In focus : the African mobile market

While not attracting as much press in India as the much-touted Chinese market, the mobile scene in Africa has certainly shown remarkable growth. ABI Research reports that as of Q3 2012, there were 821 million connections across the 1.08 billion population and 54 nations that constitute the African continent - a remarkable 76% penetration, growing at a healthy 4% each quarter.

Like India, Africa is dominated by pre-paid subscriptions which constitute upwards of 90% penetration. And like both India and China, mobile has powered internet growth in the continent. 27% of mobile users access 2G services and a healthy 11% are using 3G services. And the number of cheap Android smartphones in the country is growing steadily at 6% per annum, although feature phones still dominate.

Mobile development in Africa has been spurred by the unique challenges that face the continent. Most countries are underserved by banks, offer little access to credit/credit cards and a majority of the population lives in rural areas. People who migrate to urban areas for work need a means to transfer funds back home. Therefore, the system of mobile money was developed and quickly gained traction. 

The poster child for the success of mobile money is Kenya's M-PESA, operated by telco Safaricom. With 15 million users and a claimed 1/3rd value of the nation's GDP passing through the payment gateway, M-PESA is used for peer to peer money transfer, airtime top-ups, salary transfer, bill payment and international money transfer through a partnership with Western Union. Even merchants accept M-PESA payments, with a human intervention - a customer transfers M-PESA to a store assistant, who pays the store in cash! In Zimbabwe, EcoNet Wireless' EcoCash performs a similar role, moving money from urban workers to rural areas. Tie-ups with commercial banks has enabled businesses to accept payments in EcoCash and redeem them at banks - even taxi drivers accept EcoCash, which makes a cashless system feasible for masses who may never own credit cards. 

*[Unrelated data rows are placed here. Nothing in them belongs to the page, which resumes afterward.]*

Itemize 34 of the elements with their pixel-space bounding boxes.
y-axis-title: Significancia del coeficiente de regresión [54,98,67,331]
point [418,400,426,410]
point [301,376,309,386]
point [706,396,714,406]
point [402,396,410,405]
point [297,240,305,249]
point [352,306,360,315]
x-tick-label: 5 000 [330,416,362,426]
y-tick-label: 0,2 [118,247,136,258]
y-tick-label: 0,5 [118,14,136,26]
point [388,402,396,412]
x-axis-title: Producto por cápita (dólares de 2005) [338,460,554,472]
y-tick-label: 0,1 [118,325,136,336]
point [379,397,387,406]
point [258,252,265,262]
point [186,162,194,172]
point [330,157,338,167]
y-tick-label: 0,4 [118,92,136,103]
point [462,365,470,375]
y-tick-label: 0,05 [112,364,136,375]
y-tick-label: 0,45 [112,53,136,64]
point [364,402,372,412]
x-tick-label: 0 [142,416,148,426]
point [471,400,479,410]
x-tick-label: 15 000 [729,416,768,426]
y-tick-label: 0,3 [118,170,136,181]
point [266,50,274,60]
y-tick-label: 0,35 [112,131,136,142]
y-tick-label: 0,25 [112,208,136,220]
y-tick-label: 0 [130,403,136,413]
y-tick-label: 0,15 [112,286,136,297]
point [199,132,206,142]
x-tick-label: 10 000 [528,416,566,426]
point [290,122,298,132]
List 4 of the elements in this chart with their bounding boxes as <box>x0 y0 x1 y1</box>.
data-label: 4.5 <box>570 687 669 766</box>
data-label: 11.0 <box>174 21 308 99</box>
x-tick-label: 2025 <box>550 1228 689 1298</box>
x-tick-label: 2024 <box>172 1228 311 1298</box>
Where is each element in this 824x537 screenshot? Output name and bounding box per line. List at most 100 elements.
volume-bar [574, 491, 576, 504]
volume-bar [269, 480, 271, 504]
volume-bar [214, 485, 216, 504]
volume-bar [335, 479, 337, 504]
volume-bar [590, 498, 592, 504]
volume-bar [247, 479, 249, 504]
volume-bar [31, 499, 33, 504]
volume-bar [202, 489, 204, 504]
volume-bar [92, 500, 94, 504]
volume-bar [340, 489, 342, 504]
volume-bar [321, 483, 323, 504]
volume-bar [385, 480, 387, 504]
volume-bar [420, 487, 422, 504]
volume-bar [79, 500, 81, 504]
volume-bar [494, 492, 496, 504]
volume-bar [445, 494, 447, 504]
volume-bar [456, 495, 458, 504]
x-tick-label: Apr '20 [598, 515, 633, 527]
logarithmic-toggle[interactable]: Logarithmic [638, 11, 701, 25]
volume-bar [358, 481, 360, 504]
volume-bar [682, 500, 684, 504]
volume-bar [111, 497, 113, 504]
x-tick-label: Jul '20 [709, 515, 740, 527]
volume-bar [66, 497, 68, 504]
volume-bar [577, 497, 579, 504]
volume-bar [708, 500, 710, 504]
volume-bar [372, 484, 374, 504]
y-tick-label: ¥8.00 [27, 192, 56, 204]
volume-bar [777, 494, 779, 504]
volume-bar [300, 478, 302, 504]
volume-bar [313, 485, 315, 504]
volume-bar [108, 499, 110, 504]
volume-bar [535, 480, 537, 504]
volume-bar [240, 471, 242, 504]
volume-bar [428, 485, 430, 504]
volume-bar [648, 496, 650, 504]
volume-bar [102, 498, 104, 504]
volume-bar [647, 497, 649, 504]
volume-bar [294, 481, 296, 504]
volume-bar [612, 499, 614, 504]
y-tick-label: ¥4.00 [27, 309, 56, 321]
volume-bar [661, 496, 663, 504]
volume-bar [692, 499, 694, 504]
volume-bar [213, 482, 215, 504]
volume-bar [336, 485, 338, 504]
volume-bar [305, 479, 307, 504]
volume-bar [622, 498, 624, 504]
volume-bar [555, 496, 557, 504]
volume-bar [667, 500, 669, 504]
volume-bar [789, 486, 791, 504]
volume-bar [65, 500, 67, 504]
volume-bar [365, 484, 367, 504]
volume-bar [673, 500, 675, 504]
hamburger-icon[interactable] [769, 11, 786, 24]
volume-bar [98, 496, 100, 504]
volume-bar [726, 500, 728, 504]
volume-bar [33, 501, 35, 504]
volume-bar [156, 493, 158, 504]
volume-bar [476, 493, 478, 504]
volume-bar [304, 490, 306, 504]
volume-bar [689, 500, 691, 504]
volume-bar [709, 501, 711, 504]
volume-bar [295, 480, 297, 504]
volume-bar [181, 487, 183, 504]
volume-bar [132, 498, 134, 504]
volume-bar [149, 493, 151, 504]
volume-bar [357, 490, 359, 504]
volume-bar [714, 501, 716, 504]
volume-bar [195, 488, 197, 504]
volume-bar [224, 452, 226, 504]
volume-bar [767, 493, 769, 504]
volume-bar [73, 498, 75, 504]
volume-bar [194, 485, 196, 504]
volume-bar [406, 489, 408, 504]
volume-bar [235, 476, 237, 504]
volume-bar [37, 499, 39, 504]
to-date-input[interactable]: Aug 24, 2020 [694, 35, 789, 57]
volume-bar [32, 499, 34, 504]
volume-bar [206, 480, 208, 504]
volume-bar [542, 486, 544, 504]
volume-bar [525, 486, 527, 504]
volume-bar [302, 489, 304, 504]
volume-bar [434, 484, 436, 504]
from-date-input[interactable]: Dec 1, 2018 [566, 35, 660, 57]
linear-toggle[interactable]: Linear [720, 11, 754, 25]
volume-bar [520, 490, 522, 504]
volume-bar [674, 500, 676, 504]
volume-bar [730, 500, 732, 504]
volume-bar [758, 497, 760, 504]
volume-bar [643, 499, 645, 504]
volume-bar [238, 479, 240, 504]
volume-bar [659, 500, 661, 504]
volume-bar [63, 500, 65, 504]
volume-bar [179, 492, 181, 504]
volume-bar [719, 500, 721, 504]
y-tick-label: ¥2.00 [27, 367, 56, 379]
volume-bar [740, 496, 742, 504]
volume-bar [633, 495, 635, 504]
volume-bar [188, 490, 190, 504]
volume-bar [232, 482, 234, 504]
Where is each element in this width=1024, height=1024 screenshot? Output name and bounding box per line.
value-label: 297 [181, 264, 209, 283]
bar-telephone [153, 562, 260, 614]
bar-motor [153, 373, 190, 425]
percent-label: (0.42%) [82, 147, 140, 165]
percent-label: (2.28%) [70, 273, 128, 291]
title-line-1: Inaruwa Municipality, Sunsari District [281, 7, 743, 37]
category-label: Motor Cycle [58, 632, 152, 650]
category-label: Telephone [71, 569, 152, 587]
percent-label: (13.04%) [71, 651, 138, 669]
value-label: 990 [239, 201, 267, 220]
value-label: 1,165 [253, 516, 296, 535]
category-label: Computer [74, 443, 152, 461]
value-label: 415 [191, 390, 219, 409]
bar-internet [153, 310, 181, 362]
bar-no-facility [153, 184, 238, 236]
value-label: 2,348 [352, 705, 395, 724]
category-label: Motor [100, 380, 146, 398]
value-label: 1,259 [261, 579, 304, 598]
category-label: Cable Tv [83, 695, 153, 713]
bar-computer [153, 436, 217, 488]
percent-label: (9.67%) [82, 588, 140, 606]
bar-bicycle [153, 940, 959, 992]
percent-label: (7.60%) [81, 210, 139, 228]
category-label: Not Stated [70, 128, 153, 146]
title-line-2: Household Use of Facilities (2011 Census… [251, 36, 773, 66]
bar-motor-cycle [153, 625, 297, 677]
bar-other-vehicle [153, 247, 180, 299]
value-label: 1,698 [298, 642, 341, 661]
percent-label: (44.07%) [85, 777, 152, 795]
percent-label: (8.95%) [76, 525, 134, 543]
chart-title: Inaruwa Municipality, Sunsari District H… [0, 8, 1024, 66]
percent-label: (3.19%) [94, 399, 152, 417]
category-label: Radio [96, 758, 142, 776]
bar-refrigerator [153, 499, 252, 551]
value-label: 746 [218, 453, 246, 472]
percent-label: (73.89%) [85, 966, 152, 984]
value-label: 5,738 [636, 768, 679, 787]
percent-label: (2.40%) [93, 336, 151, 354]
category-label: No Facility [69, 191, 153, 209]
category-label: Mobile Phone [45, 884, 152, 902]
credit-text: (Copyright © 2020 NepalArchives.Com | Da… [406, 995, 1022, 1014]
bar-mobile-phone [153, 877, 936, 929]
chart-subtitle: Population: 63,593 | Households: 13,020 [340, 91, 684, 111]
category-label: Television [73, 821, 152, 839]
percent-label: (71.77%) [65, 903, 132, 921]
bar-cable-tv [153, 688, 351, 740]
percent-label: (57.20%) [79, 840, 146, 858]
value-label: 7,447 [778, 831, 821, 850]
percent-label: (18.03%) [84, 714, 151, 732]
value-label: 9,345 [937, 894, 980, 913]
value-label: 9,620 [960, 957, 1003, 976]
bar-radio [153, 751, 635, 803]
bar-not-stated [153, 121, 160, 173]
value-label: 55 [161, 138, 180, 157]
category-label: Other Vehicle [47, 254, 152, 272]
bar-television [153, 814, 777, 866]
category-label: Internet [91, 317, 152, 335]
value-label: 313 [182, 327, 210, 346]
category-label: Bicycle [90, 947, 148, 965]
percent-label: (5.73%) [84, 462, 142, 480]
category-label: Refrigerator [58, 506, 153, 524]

Newer innovations include companies like Kenya's KopoKopo and mPayer and Nigeria's Paga, which provide a platform for merchants to accept mobile money, both online and offline. Again, despite non-ownership of credit cards, it will be possible to facilitate e-commerce transactions for customers.

What stands out in these examples is the initiative and innovation displayed by mobile entrepreneurs and telcos in adapting technology solutions to consumer's needs. However, the mobile development story in Africa is not all about mobile money. The latest news is that Chinese search giant Baidu is entering the African market, through a tie-up with Orange (France Telecom) to co-brand and pre-load the Baidu browser on Android smartphones sold in 20 countries across  the AMEA region. Of interest is the Baidu user interface - the browser opens on a screen with pre-loaded web apps, which Orange can use to promote their own services. Browser based advertising revenues will be another spin-off from the partnership. 

In a nascent yet fast growing smartphone market, an operator who takes charge of the browser will definitely control the content consumption of the user, and have an edge in selling their own services and products via a readymade platform.

The African mobile market in many ways compares much more closely to the Indian market than China does. It will be interesting to see if mobile entrepreneurs apply similar innovative solutions to the needs of Indian customers.